“The Paper Men” (1984). C'est l'affrontement entre un auteur célèbre anglais et un universitaire américain qui désire devenir son « biographe officiel ». La mésentente entre les deux hommes aux accents différents est manifeste dès le début et conduit l'auteur célèbre à se jouer de l'autre de manière moqueuse, inélégante et même méchante, à se livrer à des pitreries et des provocations. Des années durant, l'écrivain Wilfred Barclay ne cesse de faire poireauter le professeur Rick L. Tucker au gré de leurs rencontres à travers le monde. Le chercheur espère obtenir par contrat l'exclusivité des documents de l'auteur, en possession de son épouse divorcée. Comme s'il avait beaucoup de choses à cacher, l'écrivain anglais refuse obstinément de devenir le sujet d'études de l'américain tant et si bien qu'il entreprend de rédiger son autobiographie burlesque et de la lui livrer après avoir détruit ses archives personnelles. Quand le roman se termine, l'auteur est encore en train de mettre la dernière touche à son récit...
Un an après avoir reçu le Prix Nobel, l'auteur de ce roman aux aspects trash et clownesques a pu décevoir sinon choquer des lecteurs et des critiques bon chic bon genre. Je n'exagère pas en écrivant “trash” puisqu'au premier chapitre les deux hommes s'affrontent autour d'une poubelle, pour quelques fragment de correspondance portant signature d'une certaine Lucinda, épisode qui conduit au divorce de l'auteur. J'écris aussi “clownesque” sans hésiter car Golding-Barclay utilise deux ou trois fois l'expression par autodérision pour qualifier son comportement. Dans son souci d'humilier l'américain, l'écrivain anglais se recule pas devant un certain sadisme, forçant l'universitaire à se mettre à quatre pattes pour laper du vin dans une soucoupe et aboyer : ouah-ouah ! Le biographe est devenu son chien ! On est en droit de se demander, en dépit des conventions littéraires, s'il n'y a pas là un petit peu trace de mauvaises relations entre William Golding et les universitaires ou les journalistes. Sa suspicion envers eux est indéniable. Barclay affirme publier sans la relire une œuvre écrite en Italie et Golding tombé dans le collimateur des critiques organise sa défense en réaffirmant la spontanéité de sa création.

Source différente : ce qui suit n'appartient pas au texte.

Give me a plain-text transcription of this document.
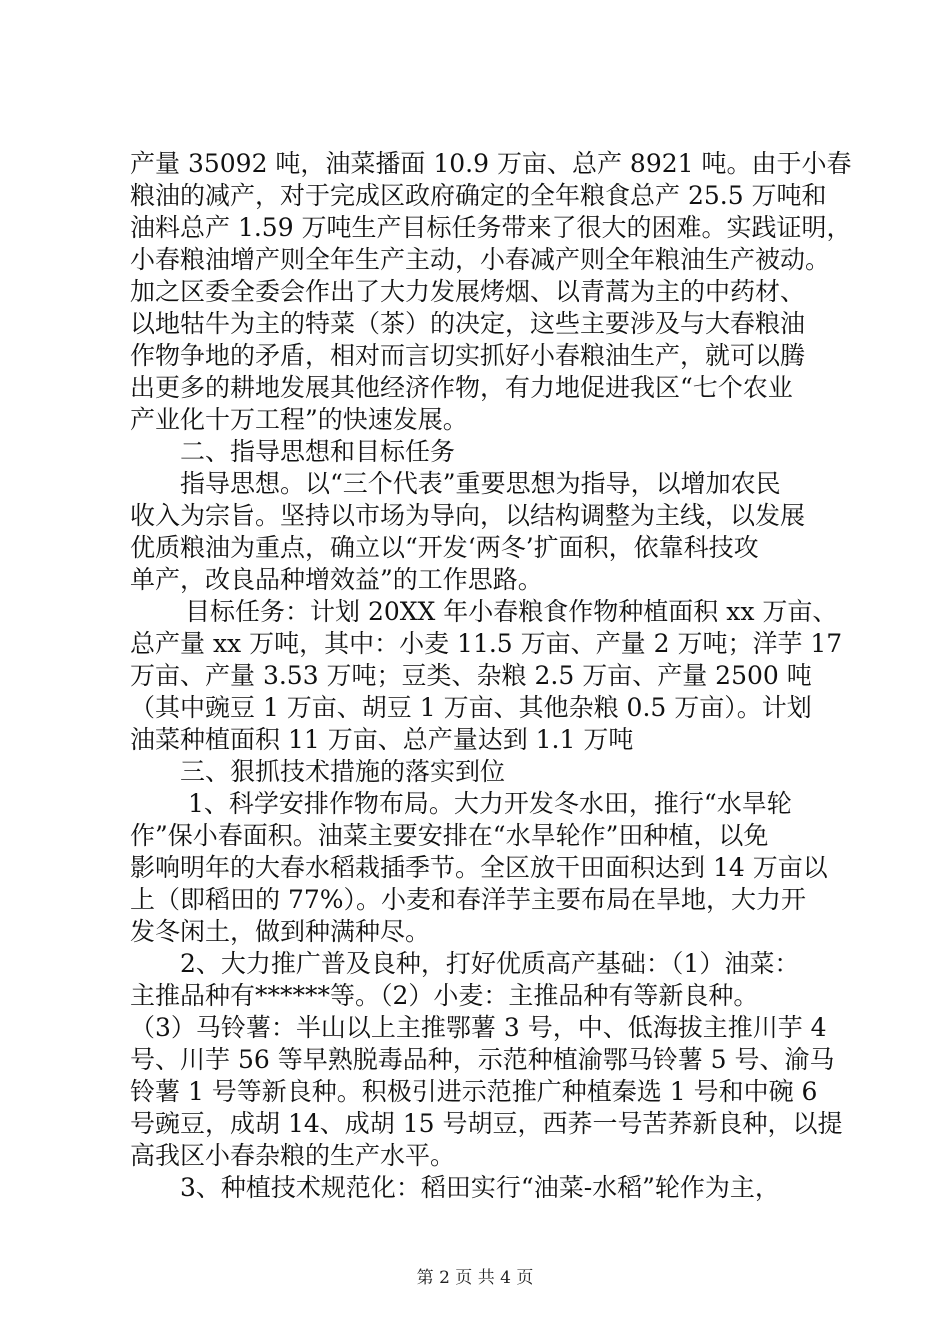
产量 35092 吨，油菜播面 10.9 万亩、总产 8921 吨。由于小春
粮油的减产，对于完成区政府确定的全年粮食总产 25.5 万吨和
油料总产 1.59 万吨生产目标任务带来了很大的困难。实践证明，
小春粮油增产则全年生产主动，小春减产则全年粮油生产被动。
加之区委全委会作出了大力发展烤烟、以青蒿为主的中药材、
以地牯牛为主的特菜（茶）的决定，这些主要涉及与大春粮油
作物争地的矛盾，相对而言切实抓好小春粮油生产，就可以腾
出更多的耕地发展其他经济作物，有力地促进我区“七个农业
产业化十万工程”的快速发展。
二、指导思想和目标任务
指导思想。以“三个代表”重要思想为指导，以增加农民
收入为宗旨。坚持以市场为导向，以结构调整为主线，以发展
优质粮油为重点，确立以“开发‘两冬’扩面积，依靠科技攻
单产，改良品种增效益”的工作思路。
目标任务：计划 20XX 年小春粮食作物种植面积 xx 万亩、
总产量 xx 万吨，其中：小麦 11.5 万亩、产量 2 万吨；洋芋 17
万亩、产量 3.53 万吨；豆类、杂粮 2.5 万亩、产量 2500 吨
（其中豌豆 1 万亩、胡豆 1 万亩、其他杂粮 0.5 万亩）。计划
油菜种植面积 11 万亩、总产量达到 1.1 万吨
三、狠抓技术措施的落实到位
1、科学安排作物布局。大力开发冬水田，推行“水旱轮
作”保小春面积。油菜主要安排在“水旱轮作”田种植，以免
影响明年的大春水稻栽插季节。全区放干田面积达到 14 万亩以
上（即稻田的 77%）。小麦和春洋芋主要布局在旱地，大力开
发冬闲土，做到种满种尽。
2、大力推广普及良种，打好优质高产基础：（1）油菜：
主推品种有******等。（2）小麦：主推品种有等新良种。
（3）马铃薯：半山以上主推鄂薯 3 号，中、低海拔主推川芋 4
号、川芋 56 等早熟脱毒品种，示范种植渝鄂马铃薯 5 号、渝马
铃薯 1 号等新良种。积极引进示范推广种植秦选 1 号和中碗 6
号豌豆，成胡 14、成胡 15 号胡豆，西荞一号苦荞新良种，以提
高我区小春杂粮的生产水平。
3、种植技术规范化：稻田实行“油菜-水稻”轮作为主，
第 2 页 共 4 页
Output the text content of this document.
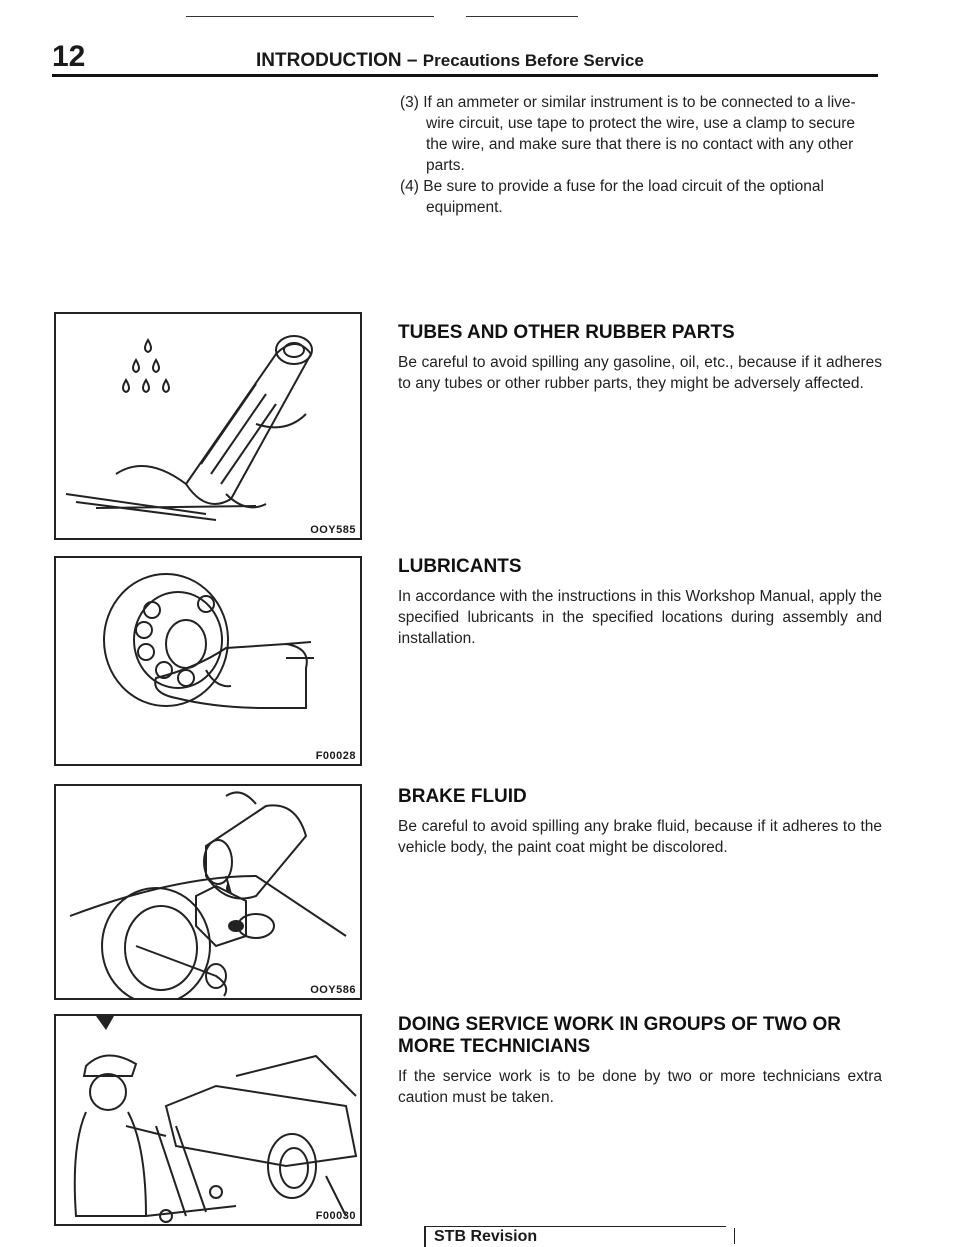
12	INTRODUCTION – Precautions Before Service

(3) If an ammeter or similar instrument is to be connected to a live-wire circuit, use tape to protect the wire, use a clamp to secure the wire, and make sure that there is no contact with any other parts.

(4) Be sure to provide a fuse for the load circuit of the optional equipment.

OOY585
F00028
OOY586
F00030
TUBES AND OTHER RUBBER PARTS

Be careful to avoid spilling any gasoline, oil, etc., because if it adheres to any tubes or other rubber parts, they might be adversely affected.

LUBRICANTS

In accordance with the instructions in this Workshop Manual, apply the specified lubricants in the specified locations during assembly and installation.

BRAKE FLUID

Be careful to avoid spilling any brake fluid, because if it adheres to the vehicle body, the paint coat might be discolored.

DOING SERVICE WORK IN GROUPS OF TWO OR MORE TECHNICIANS

If the service work is to be done by two or more technicians extra caution must be taken.

STB Revision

De son côté, Rick L. Turner n'est pas vraiment blanc-blanc. Lors d'une excursion en montagne il laisse croire à l'écrivain qu'il l'a sauvé de la chute dans un précipice alors que c'est le brouillard qui faisait croire à l'existence du vide. Lors du même séjour il envoie sa femme Mary Lou — si désirable — en guise d'appât pour tenter d'amener Barclay à signer le fameux contrat tant escompté ; mais, pour une fois, l'anglais sait se (re)tenir. Et puis Rick Turner n'est qu'un pion téléguidé par le banquier milliardaire Halliday qui finance ses recherches sur le grand écrivain.

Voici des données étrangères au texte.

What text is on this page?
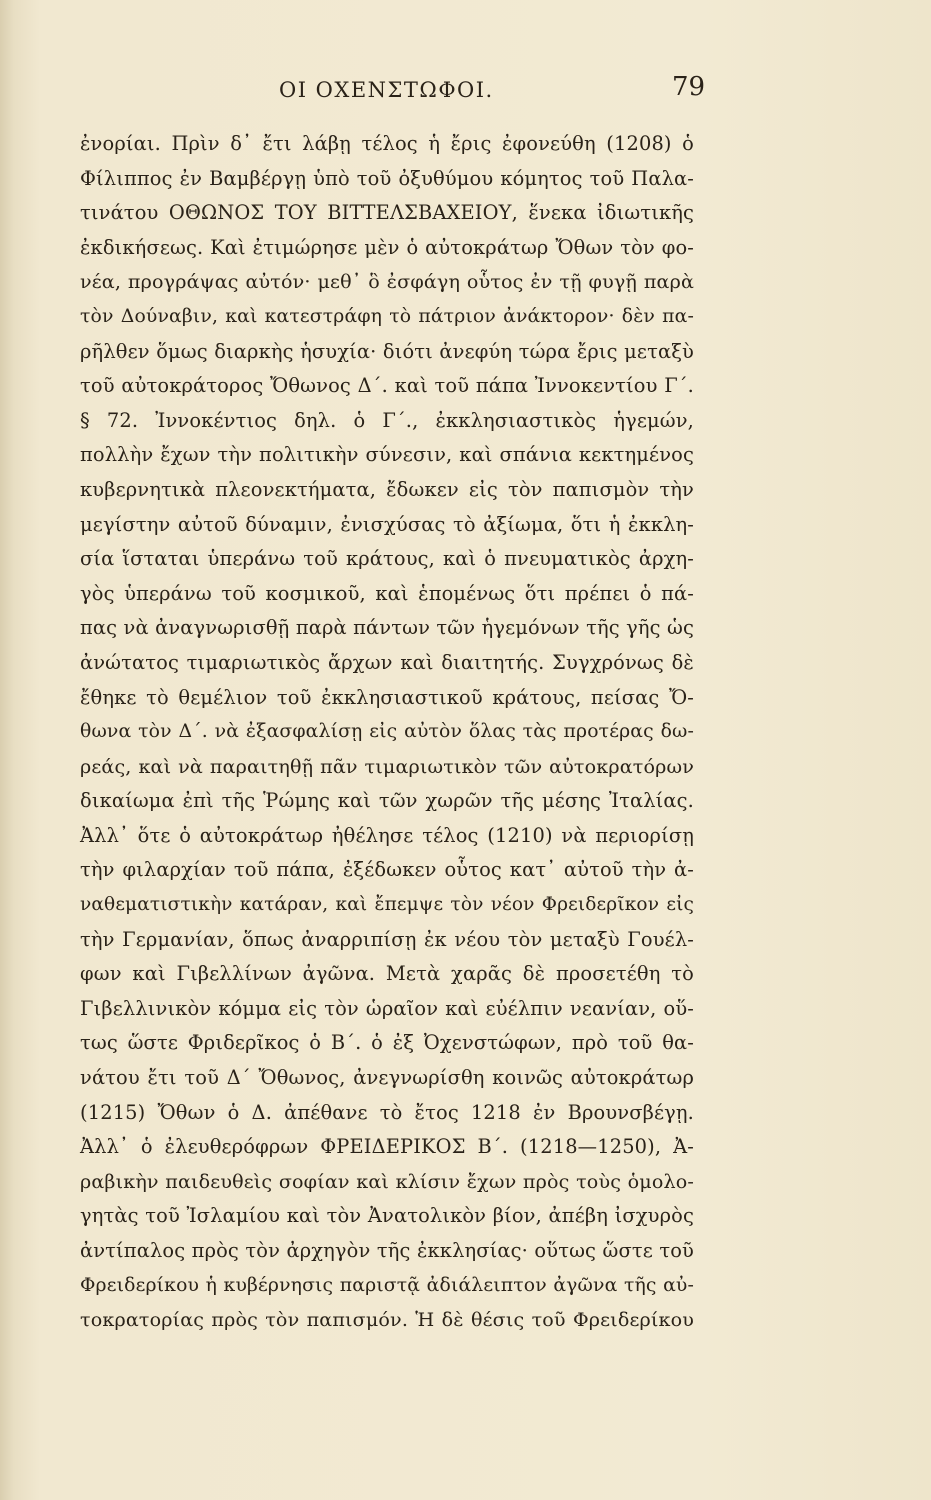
ΟΙ ΟΧΕΝΣΤΩΦΟΙ.	79
ἐνορίαι. Πρὶν δ᾽ ἔτι λάβῃ τέλος ἡ ἔρις ἐφονεύθη (1208) ὁ
Φίλιππος ἐν Βαμβέργῃ ὑπὸ τοῦ ὀξυθύμου κόμητος τοῦ Παλα-
τινάτου ΟΘΩΝΟΣ ΤΟΥ ΒΙΤΤΕΛΣΒΑΧΕΙΟΥ, ἕνεκα ἰδιωτικῆς
ἐκδικήσεως. Καὶ ἐτιμώρησε μὲν ὁ αὐτοκράτωρ Ὄθων τὸν φο-
νέα, προγράψας αὐτόν· μεθ᾽ ὃ ἐσφάγη οὗτος ἐν τῇ φυγῇ παρὰ
τὸν Δούναβιν, καὶ κατεστράφη τὸ πάτριον ἀνάκτορον· δὲν πα-
ρῆλθεν ὅμως διαρκὴς ἡσυχία· διότι ἀνεφύη τώρα ἔρις μεταξὺ
τοῦ αὐτοκράτορος Ὄθωνος Δ΄. καὶ τοῦ πάπα Ἰννοκεντίου Γ΄.
§ 72. Ἰννοκέντιος δηλ. ὁ Γ΄., ἐκκλησιαστικὸς ἡγεμών,
πολλὴν ἔχων τὴν πολιτικὴν σύνεσιν, καὶ σπάνια κεκτημένος
κυβερνητικὰ πλεονεκτήματα, ἔδωκεν εἰς τὸν παπισμὸν τὴν
μεγίστην αὐτοῦ δύναμιν, ἐνισχύσας τὸ ἀξίωμα, ὅτι ἡ ἐκκλη-
σία ἵσταται ὑπεράνω τοῦ κράτους, καὶ ὁ πνευματικὸς ἀρχη-
γὸς ὑπεράνω τοῦ κοσμικοῦ, καὶ ἑπομένως ὅτι πρέπει ὁ πά-
πας νὰ ἀναγνωρισθῇ παρὰ πάντων τῶν ἡγεμόνων τῆς γῆς ὡς
ἀνώτατος τιμαριωτικὸς ἄρχων καὶ διαιτητής. Συγχρόνως δὲ
ἔθηκε τὸ θεμέλιον τοῦ ἐκκλησιαστικοῦ κράτους, πείσας Ὄ-
θωνα τὸν Δ΄. νὰ ἐξασφαλίσῃ εἰς αὐτὸν ὅλας τὰς προτέρας δω-
ρεάς, καὶ νὰ παραιτηθῇ πᾶν τιμαριωτικὸν τῶν αὐτοκρατόρων
δικαίωμα ἐπὶ τῆς Ῥώμης καὶ τῶν χωρῶν τῆς μέσης Ἰταλίας.
Ἀλλ᾽ ὅτε ὁ αὐτοκράτωρ ἠθέλησε τέλος (1210) νὰ περιορίσῃ
τὴν φιλαρχίαν τοῦ πάπα, ἐξέδωκεν οὗτος κατ᾽ αὐτοῦ τὴν ἀ-
ναθεματιστικὴν κατάραν, καὶ ἔπεμψε τὸν νέον Φρειδερῖκον εἰς
τὴν Γερμανίαν, ὅπως ἀναρριπίσῃ ἐκ νέου τὸν μεταξὺ Γουέλ-
φων καὶ Γιβελλίνων ἀγῶνα. Μετὰ χαρᾶς δὲ προσετέθη τὸ
Γιβελλινικὸν κόμμα εἰς τὸν ὡραῖον καὶ εὐέλπιν νεανίαν, οὕ-
τως ὥστε Φριδερῖκος ὁ Β΄. ὁ ἐξ Ὀχενστώφων, πρὸ τοῦ θα-
νάτου ἔτι τοῦ Δ΄ Ὄθωνος, ἀνεγνωρίσθη κοινῶς αὐτοκράτωρ
(1215) Ὄθων ὁ Δ. ἀπέθανε τὸ ἔτος 1218 ἐν Βρουνσβέγῃ.
Ἀλλ᾽ ὁ ἐλευθερόφρων ΦΡΕΙΔΕΡΙΚΟΣ Β΄. (1218—1250), Ἀ-
ραβικὴν παιδευθεὶς σοφίαν καὶ κλίσιν ἔχων πρὸς τοὺς ὁμολο-
γητὰς τοῦ Ἰσλαμίου καὶ τὸν Ἀνατολικὸν βίον, ἀπέβη ἰσχυρὸς
ἀντίπαλος πρὸς τὸν ἀρχηγὸν τῆς ἐκκλησίας· οὕτως ὥστε τοῦ
Φρειδερίκου ἡ κυβέρνησις παριστᾷ ἀδιάλειπτον ἀγῶνα τῆς αὐ-
τοκρατορίας πρὸς τὸν παπισμόν. Ἡ δὲ θέσις τοῦ Φρειδερίκου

Barclay est, en fait, un pur cliché d'écrivain autodidacte du XX° siècle : à la fois ours mal léché et monstre sacré, le grand écrivain est issu non de l'université mais d'une écurie et d'un guichet de banque. Il écrit à la machine. Il est alcoolique —on compte les bouteilles vides dès le premier chapitre. Il écrit des romans à succès dont le cinéma s'empare. Il donne des conférences. Il a un caractère de cochon. Il a divorcé et s'est fâché avec sa fille « courtaude et renfrognée ». Il voyage et séjourne en Italie et en Suisse mais se moque des monuments et des paysages qui attirent les touristes. « De toutes façons les paysages magnifiques n'inspirent pas forcément les écrivains et les peintres. Ils leur donnent tout simplement une excuse pour ne rien faire ». Séjournant à Rome, « une ville couleur de fumier », il n'en apprécie pas le patrimoine artistique — « comme vous le voyez je n'ai aucun goût » — et ironise sur la « Piazza machin, avec la fontaine dans le petit bateau ».

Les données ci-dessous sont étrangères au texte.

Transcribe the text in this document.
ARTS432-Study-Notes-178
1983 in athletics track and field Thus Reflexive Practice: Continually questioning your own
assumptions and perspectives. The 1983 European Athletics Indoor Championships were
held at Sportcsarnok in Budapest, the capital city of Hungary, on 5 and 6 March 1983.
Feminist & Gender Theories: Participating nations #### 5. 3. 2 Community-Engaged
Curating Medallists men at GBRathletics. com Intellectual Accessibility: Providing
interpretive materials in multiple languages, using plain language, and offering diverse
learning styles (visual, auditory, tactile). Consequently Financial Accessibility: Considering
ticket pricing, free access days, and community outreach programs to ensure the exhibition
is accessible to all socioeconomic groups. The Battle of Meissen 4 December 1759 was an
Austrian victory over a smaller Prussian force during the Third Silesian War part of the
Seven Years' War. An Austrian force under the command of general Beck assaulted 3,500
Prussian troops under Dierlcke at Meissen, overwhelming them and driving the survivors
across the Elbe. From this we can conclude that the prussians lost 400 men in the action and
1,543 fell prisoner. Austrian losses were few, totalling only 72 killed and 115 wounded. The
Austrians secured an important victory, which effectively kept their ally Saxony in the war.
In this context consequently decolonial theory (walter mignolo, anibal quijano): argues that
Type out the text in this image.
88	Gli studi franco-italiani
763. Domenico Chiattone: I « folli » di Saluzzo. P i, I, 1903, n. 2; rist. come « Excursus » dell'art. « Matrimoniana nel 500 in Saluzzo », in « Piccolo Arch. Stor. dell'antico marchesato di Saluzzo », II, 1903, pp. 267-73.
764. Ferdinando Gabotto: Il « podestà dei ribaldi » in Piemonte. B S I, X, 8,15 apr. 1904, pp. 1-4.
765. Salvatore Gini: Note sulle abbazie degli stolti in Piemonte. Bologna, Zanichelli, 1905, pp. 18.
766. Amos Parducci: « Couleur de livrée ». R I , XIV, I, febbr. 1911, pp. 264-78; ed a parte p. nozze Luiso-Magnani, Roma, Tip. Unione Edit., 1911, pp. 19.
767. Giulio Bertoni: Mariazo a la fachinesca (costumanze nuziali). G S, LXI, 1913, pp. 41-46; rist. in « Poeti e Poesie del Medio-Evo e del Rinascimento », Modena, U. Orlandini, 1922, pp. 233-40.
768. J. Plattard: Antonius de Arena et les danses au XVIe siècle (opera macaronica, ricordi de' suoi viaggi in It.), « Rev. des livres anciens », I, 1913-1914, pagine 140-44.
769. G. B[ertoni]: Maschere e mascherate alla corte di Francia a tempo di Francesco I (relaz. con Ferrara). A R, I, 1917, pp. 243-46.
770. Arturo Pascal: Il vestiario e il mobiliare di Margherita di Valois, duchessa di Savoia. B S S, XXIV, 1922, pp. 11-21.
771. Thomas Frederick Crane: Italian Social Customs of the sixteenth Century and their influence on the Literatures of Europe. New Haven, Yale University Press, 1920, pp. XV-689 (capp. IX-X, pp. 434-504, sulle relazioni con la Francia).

Je m'attendais à trouver dans ces “Hommes de papier” de nombreuses discussions érudites des deux hommes sur la littérature anglo-américaine. Certes il s'en trouve des allusions, assez maigres ; la richesse est ailleurs, particulièrement dans la croyance de Golding-Barclay en l'impossibilité d'un discours authentique s'il vient des « fichus médias » ou de la critique universitaire : « On me présenta même une femme, mais c'était une universitaire d'un naturel sérieux et structuraliste de surcroît. Juste ciel... ». On lira cet étrange bouquin pour sa liberté de ton et pour son style alcoolisé. À consommer sans modération. Encore faut-il en trouver un exemplaire !
• William Golding. Les Hommes de papier. Traduit par Marie-Lise Marlière. Gallimard, 1986, 238 pages.